Children with attention deficit hyperactivity disorder are more likely to have extra or missing DNA compared with normal children, British researchers have found.
The study compared the genomes of 366 white British children from five to 17 years old with attention deficit hyperactivity, or ADHD, to those of more than 1,000 similar children without the disorder.
ADHD affects about around one in 50 children, and makes them restless, impulsive, and distractible. Currently there is no cure for the condition, but symptoms can be treated with a combination of medications and behavioural interventions.
Among children without ADHD in the study, about seven per cent had deleted or doubled DNA segments. Among those with the disorder, about 14 per cent showed the duplications or deletions — the first direct evidence that that ADHD is a neurodevelopmental disorder, the researchers said.
There were also major overlaps between these segments, which are known as copy number variants or CNVs, and those linked with autism and schizophrenia.
ADHD isn't caused by a single genetic change but is likely caused by a number of genetic changes (including CNVS) interacting with environmental factors, said study author Dr. Kate Langley of the MRC Centre in Neuropsychiatric Genetics and Genomics and Department of Psychological Medicine and Neurology, at Cardiff University, U.K.
Genes and brain development
It is too early to tell if the findings could affect diagnosis or treatment, said study author Anita Thapar, a professor at the centre.
The findings were made in people of European Caucasian descent and its not known if the results apply in other ethnicities.
The researchers said they hope the findings help to clear up misunderstandings about ADHD so those affected and their families face less stigma.
"This knowledge will eventually enter the clinic and might affect the way people think about and treat neurodevelopmental disorders by accounting for the biological consequence of the specific patient's genotype," Dr.

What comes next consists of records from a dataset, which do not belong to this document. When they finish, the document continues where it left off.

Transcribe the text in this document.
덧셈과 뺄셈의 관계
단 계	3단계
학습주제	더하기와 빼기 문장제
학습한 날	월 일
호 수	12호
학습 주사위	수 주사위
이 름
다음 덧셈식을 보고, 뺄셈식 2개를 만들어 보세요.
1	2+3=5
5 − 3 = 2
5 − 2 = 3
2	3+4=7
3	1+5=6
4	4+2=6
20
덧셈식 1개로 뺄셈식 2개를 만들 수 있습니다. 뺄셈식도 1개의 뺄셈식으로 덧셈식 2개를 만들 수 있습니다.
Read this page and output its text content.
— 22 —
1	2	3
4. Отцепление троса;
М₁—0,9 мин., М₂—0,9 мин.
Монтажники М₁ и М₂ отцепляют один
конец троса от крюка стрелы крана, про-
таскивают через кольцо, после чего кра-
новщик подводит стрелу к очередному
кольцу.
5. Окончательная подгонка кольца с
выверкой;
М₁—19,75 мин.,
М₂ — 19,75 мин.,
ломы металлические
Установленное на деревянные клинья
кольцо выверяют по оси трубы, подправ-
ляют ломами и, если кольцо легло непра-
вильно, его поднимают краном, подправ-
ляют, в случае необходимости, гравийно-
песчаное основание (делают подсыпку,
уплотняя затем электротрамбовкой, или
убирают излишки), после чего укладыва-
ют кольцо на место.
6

Peter Burbach of the department of neuroscience and pharmacology at Rudolf Magnus Institute of Neuroscience at University Medical Center in Utrecht, Netherlands, wrote in a journal commentary accompanying Wednesday's study in The Lancet.
Environmental factors such as severe social deprivation at an early age should still be considered a cause of the disorder, said Philip Asherson, a professor of molecular psychiatry at the Institute of Psychiatry at King's College London.
"The study doesn't tell us a lot about what's going on in the brains of people with ADHD," said Asherson. "If we can find out more about these genes and how they affect brain development, that may give us inroads, but it's hard to say when that will be."
The study was paid for by Action Research, Baily Thomas Charitable Trust, the Wellcome Trust, Britain's Medical Research Council and the European Union.